Hard Water Versus Soft Water: The Effect of Your Shower Doors

A bathroom with a glass shower door
When you installed your glass shower door, you probably loved the sleek, clean look it afforded your bathroom. However, over the passing weeks and months, you might have noticed a filmy residue forming on the glass. This is the result of minerals clinging to the door after water droplets from your shower evaporate.

Learn more about how both hard and soft water can affect your shower door as well as how to combat the unsightly residue and prevent it from returning.

The Effect of Hard Water on Glass Shower Doors

Hard water contains a high amount of dissolved minerals including calcium, magnesium and lime. Rainwater is soft, but by the time it passes through the ground, into waterways and out of your showerhead, it has picked up plenty of minerals.

Very hard water – defined as 10.5 grains per gallon (GPG) or higher – is found across the country, especially in the Midwest, pockets of the Southwest and Florida. The six metro areas notorious for having the hardest water in the country include:

  • Phoenix, AZ

  • Tampa, FL

  • Indianapolis, IN

  • Minneapolis, MN

  • Las Vegas, NV

  • San Antonio, TX

When hard water exits your taps, it leaves behind dingy clothes, spotted glassware and filmy shower doors. Soap is less effective because it reacts negatively with magnesium and calcium. Even your hair may feel sticky and look dull when washed in hard water.

The Effect of Soft Water on Glass Shower Doors

When water is treated to remove magnesium and calcium, it’s known as soft water. While most of the ions are removed from soft water, sodium (a negatively charged ion) remains. This can make your water taste salty and notably increase your sodium intake each day.

Once it falls to the ground, water isn’t found any softer than about 1 to 3.5 GPG, which is considered slightly hard. To be called soft water, it must contain less than 1 GPG. This can only be done with a water softener.

While it may seem as though achieving the softest water possible is beneficial for avoiding residue, it might not be safe to drink. Plus, the sodium in soft water can leave behind stains similar to hard water spots.

How to Remove Buildup from Glass Shower Doors

A damp sponge and even window cleaner isn’t enough to remove hard water residue from your glass shower doors. Instead, try these tips:

  • Spray on a commercial lime- or calcium-removing spray specifically designed to remove hard water spots. Be careful not to spray any grout or stone in the shower to prevent damaging these materials.

  • For fresh hard water spots, rub the shower door with a dryer sheet to lift residue without scratching the glass.

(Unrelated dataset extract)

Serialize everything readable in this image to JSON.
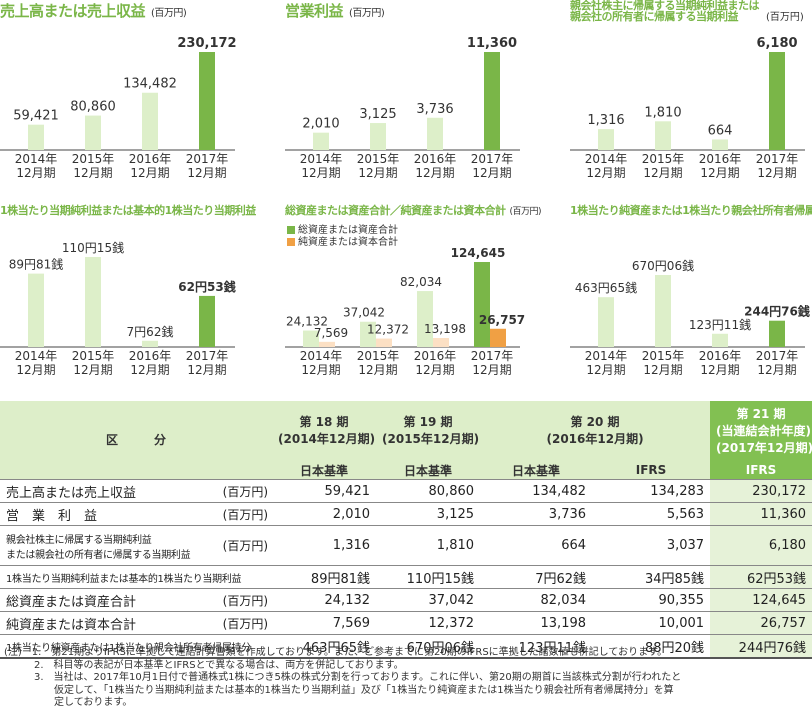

  • For stubborn hard water spots, first spray lemon juice on the shower door. Then rub on a paste of baking soda and vinegar with a soft cloth or sponge. Immediately rinse and dry the door.

How to Prevent Buildup on Glass Shower Doors

Once you remove the buildup from your shower doors, prevent its return with these tips:

  • Wipe down the door after every shower. A squeegee is an effective tool for the job.

  • Use ClearChoice protective coating to reduce water stain damage.

  • Install a water softener if you live in a hard water area to bring mineral hardness down to about 3 GPG.